Dans les grèves des scénaristes de cinéma et de télévision, les syndicats ont rempli leurs fonctions habituelles de saboteurs des luttes. Les revendications des travailleurs pour revendiquer leur part sur les revenus des ventes de DVD et de téléchargement Internet des émissions qu'ils ont écrites ont eu un large soutien dans cette industrie particulière. Beaucoup d'acteurs qui sympathisaient avec la grève des scénaristes ont refusé de traverser les piquets de grèves. Par contre, la douzaine de syndicats de l'industrie du divertissement et des émissions télévisées (il y a des syndicats distincts pour les acteurs, les rédacteurs, les journalistes, les charpentiers, les électriciens et les machinistes) ont maintenu leurs bonnes vieilles traditions corporatistes, instaurant "leur" piquet tout en traversant sans vergogne les piquets des "autres" et, surtout, en ne demandant jamais, au grand jamais, aux travailleurs des "autres corporations" de se joindre à "leur" lutte ! Néanmoins, malgré leurs salaires relativement élevés et leurs emplois "glamour", les scénaristes sont de plus en plus conscients de leur condition de prolétaires, comme l'illustrait les propos de l'un d'entre eux à un meeting de la Writers Guild of America (syndicat des scénaristes), juste avant que la grève ne commence : "Cette question [les paiements d'un quota sur les DVD et les téléchargements] est si énorme que si les patrons voient que nous nous laissons faire sans nous battre, d'ici trois ans, ils reviendront à la charge pour autre chose [...], ce sera ‘nous voulons revoir tout le système des quotas', puis trois ans plus tard, ce sera ‘vous savez quoi, nous ne voulons plus financer vos assurances santé comme avant'. Puis ce sera les retraites [...]. Et puis, on en arrivera bien au point où tout le monde devra se rendre compte qu'il faut vraiment qu'on tienne bon dès maintenant."

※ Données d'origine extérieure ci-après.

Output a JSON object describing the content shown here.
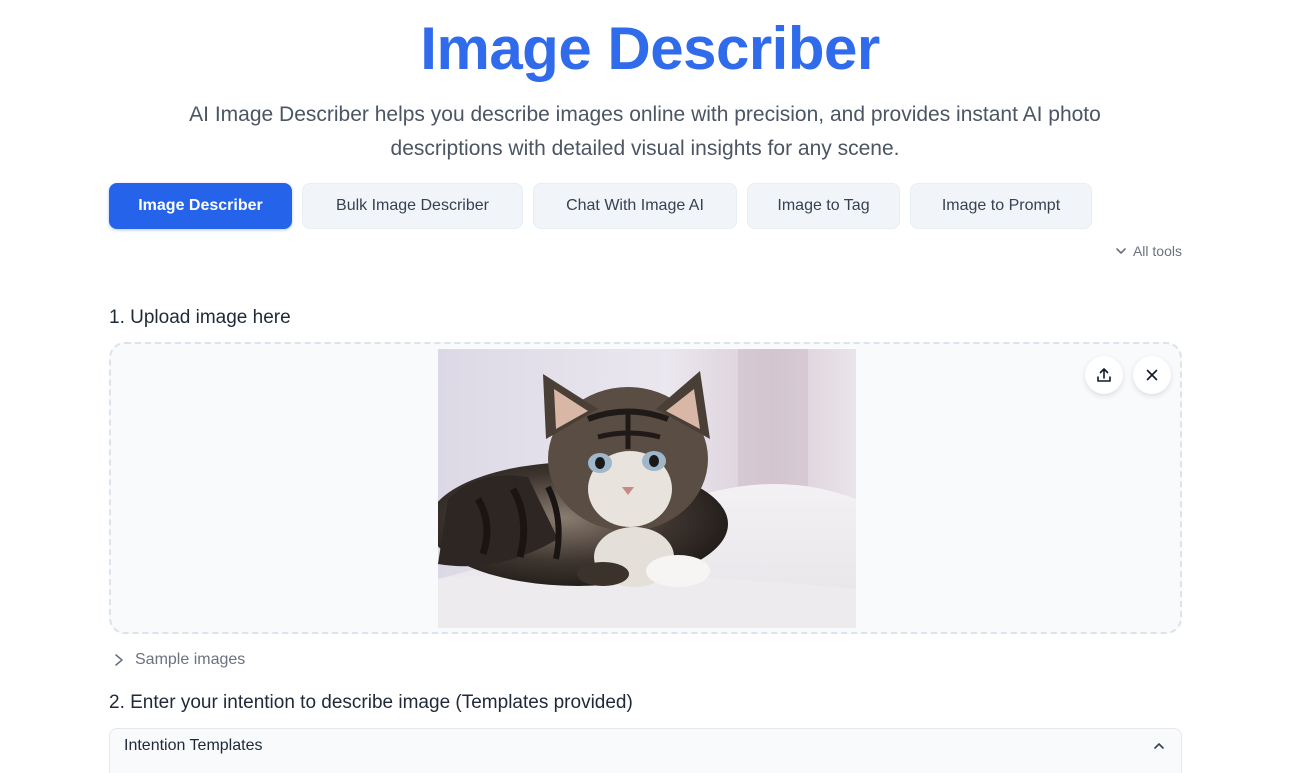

Toutes ces luttes confirment ce que nous écrivions dans Internationalism no 143 : les grèves des ouvriers du transport de New York en décembre 2005 ont marqué aux Etats-Unis l'entrée dans une "période où la lutte de classe sera encore une fois au centre de la scène de la situation sociale, tandis que les politiques d'austérité et de guerre seront de plus en plus contestées" (1). Cette nouvelle période n'en est encore qu'à son tout début. Tout cela mûrit progressivement. Il s'agit d'un développement international de mobilisation auquel les travailleurs des Etats-Unis participent pleinement. Aujourd'hui, les luttes des ouvriers démystifient la campagne de la bourgeoisie sur la supériorité du capitalisme à l'américaine et sur la manière dont celui-ci attaque le niveau de vie des ouvriers. C'est une avancée qui va au-delà d'une victoire défensive immédiate, car elle apprend aux ouvriers que les luttes présentes ne sont qu'une préparation pour une bien plus grande lutte contre ce système agonisant. La classe ouvrière est en train de vivre un moment extraordinaire de prise de conscience et de réflexion. Le dynamisme de ces luttes démontre une maturation grandissante dans la compréhension de la nécessité de la solidarité et de l'impasse que représente le capitalisme. C'est une nouvelle période qui s'ouvre à travers d'importantes confrontations entre les deux principales classes aux intérêts antagoniques de notre société.
D'après Internationalism n° 145
1) Pour connaître plus en détail cette lutte qui est l'un des épisodes les plus importants des luttes de ces dernières années (en particulier sur cette question de la solidarité ouvrière), lire "Grèves dans les transports à New York : aux Etats-Unis aussi, la classe ouvrière réagit". En quelques mots, en 2005, les travailleurs du métro de New-York étaient entrés en lutte illégalement, tout en sachant que cela impliquerait pour eux et leurs familles des amendes exorbitantes, pour protester contre le projet d'un nouveau contrat d'embauche qui ne les concernait pas directement eux-mêmes mais était destiné aux nouvelles générations. Il s'agissait là d'une démonstration vivante de ce qu'est la solidarité ouvrière !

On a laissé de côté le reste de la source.